Inevitably innovation challenges the typical ways of doing things and regulation always seems to lag progress. How can we balance protecting personal identification information with the opportunities offered by blockchain?
There’s no doubt that 2018 was the year that the protection of personal information became front of mind, whether through data breaches, Facebook sharing information for dubious purposes, or the implementation of the General Data Protection Regulation (GDPR) in the European Union and the still pending roll out of the Protection of Personal Information Act (POPIA) in South Africa. Depending on your perspective, 2018 was when we finally started ensuring companies take their responsibilities seriously, or the year we started breaking things and stifling innovation by trying to protect personal information in inappropriate ways. (It’s probably a bit of both.)
Take POPI and blockchain, for instance. Blockchain is the distributed ledger technology that underlies cryptocurrencies, but also can be used to power many other things. For instance, Malta is looking at a blockchain-powered land and health registry. And Estonians can log into their blockchain-based healthcare registry and see exactly who has accessed their details.
The savings alone that blockchain offers are staggering. Goldman Sachs estimates that the securities industry could save $11 – $12 billion in fees by using blockchain to remove errors in the clearing and settlement of cash securities. And we have only started to scratch the surface of what blockchain technology will allow us to do.
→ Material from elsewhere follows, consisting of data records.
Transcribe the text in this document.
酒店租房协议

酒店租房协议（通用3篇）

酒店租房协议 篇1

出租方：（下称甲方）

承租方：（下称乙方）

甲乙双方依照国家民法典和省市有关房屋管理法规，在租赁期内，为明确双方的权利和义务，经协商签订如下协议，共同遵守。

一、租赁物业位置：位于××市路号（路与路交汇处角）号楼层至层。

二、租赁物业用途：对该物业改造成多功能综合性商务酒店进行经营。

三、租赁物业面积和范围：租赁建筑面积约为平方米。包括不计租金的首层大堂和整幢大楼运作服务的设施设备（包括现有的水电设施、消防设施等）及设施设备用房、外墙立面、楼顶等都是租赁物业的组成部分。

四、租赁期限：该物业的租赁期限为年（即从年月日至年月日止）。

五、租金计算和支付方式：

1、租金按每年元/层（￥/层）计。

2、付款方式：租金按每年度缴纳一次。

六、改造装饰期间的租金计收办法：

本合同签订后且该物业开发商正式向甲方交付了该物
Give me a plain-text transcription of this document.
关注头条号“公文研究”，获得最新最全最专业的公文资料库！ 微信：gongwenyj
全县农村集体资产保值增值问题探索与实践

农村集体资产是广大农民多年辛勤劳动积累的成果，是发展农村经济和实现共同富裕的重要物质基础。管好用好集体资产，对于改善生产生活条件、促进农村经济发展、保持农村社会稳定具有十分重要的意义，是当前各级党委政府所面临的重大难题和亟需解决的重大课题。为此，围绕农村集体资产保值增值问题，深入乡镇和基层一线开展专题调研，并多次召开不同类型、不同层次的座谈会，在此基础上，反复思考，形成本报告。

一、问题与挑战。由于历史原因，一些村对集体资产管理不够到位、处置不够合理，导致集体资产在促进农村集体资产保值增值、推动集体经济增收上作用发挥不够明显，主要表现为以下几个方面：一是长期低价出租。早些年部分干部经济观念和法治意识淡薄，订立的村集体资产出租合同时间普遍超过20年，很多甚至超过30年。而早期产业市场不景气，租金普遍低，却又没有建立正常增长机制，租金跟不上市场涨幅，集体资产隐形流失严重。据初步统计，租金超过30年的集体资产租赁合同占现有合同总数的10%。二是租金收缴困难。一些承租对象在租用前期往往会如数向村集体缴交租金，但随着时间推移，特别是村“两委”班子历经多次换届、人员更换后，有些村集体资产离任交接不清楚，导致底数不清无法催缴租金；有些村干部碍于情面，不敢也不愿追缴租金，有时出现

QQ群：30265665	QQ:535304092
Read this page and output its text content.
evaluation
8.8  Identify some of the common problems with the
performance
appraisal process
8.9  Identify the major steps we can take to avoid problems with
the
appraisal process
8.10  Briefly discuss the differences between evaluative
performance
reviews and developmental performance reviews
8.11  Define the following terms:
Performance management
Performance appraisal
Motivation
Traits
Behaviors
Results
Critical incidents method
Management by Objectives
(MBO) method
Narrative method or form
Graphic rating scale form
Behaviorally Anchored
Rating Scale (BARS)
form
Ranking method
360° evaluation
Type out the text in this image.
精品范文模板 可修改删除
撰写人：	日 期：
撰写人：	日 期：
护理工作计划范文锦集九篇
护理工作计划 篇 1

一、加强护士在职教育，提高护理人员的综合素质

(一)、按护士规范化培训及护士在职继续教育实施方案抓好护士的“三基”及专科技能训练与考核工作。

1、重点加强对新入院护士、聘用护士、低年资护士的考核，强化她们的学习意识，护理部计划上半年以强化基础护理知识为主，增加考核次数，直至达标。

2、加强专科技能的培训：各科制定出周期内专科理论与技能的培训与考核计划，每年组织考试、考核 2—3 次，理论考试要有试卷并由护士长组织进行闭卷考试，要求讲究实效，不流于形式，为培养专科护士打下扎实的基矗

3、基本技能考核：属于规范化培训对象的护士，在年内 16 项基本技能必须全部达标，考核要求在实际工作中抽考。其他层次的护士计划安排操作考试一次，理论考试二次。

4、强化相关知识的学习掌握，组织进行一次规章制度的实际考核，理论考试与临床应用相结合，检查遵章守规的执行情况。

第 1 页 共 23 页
It’s useful to think of blockchain as an operating system, like Microsoft Windows or Apple OS. The really exciting stuff is what people will develop on top of it.
A fundamental feature of a blockchain, what makes it so useful for storing important records, is that it can never be erased or rewritten. But wait a minute, what about the right to be forgotten, to have personal data deleted, especially from the internet? This is explicit in GDPR, which any South African company dealing with customers in the European Union has to comply with, and implied by POPI, which says that people can request their personal information and records be corrected or deleted.
Does this mean we have to choose? Remain stuck in the past and miss out on the promise of what blockchain will enable for us and our customers, or risk the fines threatened by POPI and GDPR and the brand damage associated with non-compliance? Alternatively, do we water down blockchain technology, and its capabilities and promise? Can you imagine if almost 40 years ago, we severely constrained an aspect of the brand-new Microsoft Windows interface manager? What would we have missed out on? Let’s not do that with blockchain, either.
Blockchain 101
Unlike central registries controlled by a single authority, say a bank, blockchain ledgers are spread out over a number of anonymous computers, connected on a peer-to-peer basis. The people involved don’t have to know, or even trust, each other. Transactions are announced to the group and recorded by everyone. At set intervals a section of the ledger, called a block, is locked irreversibly using cryptography and information from the previous block, and added to the blockchain. Working on the principle that the majority is honest, if any copy of the block on the network doesn’t match that of the others, it is replaced with information the majority agree on. In other words, the longest block is the true one.